伊藤正 氏への私信

詰将棋の詩」第75号(1981-12)に伊藤正氏が「僕が遠打を作らないわけ」という一文を書いています。

大幅に内容をカットして,結局なんで作らないかというと伊藤正氏が12才の6月に近代将棋(1973-6) に発表されたOT松田氏の次の作品が原因であるという。

初手99角。2手目同龍。このすっきりとした初形でなんと鮮やかに表現するものであることか。
傑作である。

伊藤氏は一文をこう締めくくっている。

さて,この手に衝撃を受け,今なおそれを保ち続けている六車君はどうしたか?勿論遠打の作品を作ろうと思ったのだ。(あの感動を自分の手で作り出したいというのはどの分野でもおよそ作る人に共通の心理であろう。)

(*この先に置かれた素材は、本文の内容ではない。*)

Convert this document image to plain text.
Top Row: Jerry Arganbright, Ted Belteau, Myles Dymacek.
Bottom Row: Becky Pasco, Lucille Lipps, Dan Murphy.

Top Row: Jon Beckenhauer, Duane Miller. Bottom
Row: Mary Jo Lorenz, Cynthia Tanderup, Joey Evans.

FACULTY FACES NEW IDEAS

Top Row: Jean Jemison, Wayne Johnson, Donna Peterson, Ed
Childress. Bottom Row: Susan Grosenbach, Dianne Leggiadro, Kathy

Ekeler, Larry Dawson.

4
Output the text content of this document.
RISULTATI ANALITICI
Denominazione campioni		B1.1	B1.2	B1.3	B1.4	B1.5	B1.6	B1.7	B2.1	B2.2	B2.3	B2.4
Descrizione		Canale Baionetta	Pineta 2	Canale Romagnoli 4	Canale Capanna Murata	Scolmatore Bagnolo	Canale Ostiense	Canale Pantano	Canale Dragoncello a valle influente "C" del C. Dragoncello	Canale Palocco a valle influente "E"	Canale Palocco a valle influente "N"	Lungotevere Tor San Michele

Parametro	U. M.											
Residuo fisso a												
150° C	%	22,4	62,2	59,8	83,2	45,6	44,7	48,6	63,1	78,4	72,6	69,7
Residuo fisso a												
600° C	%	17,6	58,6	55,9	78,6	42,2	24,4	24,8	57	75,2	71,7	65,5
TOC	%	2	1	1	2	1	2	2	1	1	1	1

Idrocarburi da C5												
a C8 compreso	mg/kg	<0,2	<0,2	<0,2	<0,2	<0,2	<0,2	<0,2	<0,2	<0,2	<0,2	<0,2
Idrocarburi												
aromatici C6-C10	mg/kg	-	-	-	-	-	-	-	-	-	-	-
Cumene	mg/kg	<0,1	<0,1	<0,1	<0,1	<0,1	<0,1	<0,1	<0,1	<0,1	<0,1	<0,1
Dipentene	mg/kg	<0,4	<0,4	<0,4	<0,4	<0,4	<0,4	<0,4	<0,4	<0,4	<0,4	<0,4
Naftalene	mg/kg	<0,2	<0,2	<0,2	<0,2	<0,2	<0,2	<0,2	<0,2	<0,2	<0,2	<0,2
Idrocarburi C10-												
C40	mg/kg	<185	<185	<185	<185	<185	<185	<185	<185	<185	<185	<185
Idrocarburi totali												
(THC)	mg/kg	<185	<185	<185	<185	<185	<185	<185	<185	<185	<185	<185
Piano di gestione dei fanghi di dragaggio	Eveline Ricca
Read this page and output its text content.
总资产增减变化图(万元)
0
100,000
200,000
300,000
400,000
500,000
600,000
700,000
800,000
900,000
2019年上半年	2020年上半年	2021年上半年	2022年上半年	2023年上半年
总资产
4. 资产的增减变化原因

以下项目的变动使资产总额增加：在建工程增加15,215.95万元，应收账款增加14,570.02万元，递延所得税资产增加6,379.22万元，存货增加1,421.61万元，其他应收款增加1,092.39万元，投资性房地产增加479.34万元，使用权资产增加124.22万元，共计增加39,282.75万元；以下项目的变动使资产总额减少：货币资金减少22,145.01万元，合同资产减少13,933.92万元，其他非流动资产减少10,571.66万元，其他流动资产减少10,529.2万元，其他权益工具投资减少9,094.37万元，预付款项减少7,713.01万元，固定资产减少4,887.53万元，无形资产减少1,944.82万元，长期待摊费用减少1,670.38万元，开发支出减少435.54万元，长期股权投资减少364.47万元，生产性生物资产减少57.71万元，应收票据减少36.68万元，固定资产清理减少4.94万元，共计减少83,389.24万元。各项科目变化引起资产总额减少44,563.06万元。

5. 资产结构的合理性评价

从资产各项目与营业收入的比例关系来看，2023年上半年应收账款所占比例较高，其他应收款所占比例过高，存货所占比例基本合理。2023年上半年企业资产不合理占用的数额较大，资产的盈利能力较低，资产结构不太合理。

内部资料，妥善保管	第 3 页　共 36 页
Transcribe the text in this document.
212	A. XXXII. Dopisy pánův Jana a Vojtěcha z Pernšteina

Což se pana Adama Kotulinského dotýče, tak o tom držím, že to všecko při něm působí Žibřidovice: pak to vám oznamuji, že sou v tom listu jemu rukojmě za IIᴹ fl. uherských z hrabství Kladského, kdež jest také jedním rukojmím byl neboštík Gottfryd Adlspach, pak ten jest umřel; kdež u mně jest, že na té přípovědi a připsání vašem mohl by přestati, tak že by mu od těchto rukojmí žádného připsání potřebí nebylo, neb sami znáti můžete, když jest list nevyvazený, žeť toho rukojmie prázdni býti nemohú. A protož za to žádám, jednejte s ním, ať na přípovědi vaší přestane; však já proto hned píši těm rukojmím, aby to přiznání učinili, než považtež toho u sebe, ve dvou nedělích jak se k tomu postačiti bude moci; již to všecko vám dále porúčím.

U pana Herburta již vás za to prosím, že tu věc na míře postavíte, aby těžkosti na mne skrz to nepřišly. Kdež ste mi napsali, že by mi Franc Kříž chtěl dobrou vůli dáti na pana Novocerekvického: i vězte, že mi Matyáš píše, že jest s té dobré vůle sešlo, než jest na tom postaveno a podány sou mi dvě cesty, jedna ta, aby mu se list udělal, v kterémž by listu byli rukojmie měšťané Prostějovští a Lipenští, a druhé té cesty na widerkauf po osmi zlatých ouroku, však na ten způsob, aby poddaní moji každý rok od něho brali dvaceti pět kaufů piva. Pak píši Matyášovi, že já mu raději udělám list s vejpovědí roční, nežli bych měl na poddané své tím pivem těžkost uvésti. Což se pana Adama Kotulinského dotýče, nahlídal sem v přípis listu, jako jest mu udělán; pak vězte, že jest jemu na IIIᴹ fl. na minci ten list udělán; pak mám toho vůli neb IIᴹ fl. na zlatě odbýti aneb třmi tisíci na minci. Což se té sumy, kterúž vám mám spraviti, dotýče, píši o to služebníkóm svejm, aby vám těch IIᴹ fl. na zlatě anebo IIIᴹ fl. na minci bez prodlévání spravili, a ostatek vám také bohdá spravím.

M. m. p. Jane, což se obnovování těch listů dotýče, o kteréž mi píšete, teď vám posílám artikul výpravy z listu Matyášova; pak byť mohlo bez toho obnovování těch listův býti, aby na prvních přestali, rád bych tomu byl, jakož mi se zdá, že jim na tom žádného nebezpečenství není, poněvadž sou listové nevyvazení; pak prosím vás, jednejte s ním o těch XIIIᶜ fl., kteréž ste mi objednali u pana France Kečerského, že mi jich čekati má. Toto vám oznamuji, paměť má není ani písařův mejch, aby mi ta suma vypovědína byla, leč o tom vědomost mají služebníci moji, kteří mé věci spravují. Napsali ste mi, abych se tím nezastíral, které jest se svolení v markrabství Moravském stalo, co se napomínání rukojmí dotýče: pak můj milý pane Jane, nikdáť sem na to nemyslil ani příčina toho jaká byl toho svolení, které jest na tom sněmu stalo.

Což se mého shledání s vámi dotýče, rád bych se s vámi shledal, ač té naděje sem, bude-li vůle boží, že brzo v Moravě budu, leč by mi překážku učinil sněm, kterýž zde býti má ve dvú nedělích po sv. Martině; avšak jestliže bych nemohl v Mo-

ところがねぇ。ある程度作図能力が身についてから色々とやってみたのだけど……素材はかなりあったが,完成した姿を思い浮かべるとたちまち色あせて作る気がなくなってしまうのだ。

99角の魅力の呪縛,誰かほどいて!!

【カルタ】に収録しようとして,図らずも伊藤氏の呪縛を解く鍵を発見した。

この作品は,初手77角も成立する。残念ながら,余詰である。

おそらく森田氏の「近代将棋図式精選」に収録されなかったのは,この余詰が原因なのであろう。

伊藤さん。これが私からの白馬の棋士(?)による口づけです。呪縛は解けましたか? 遠打の傑作。楽しみに待っていますよ〜。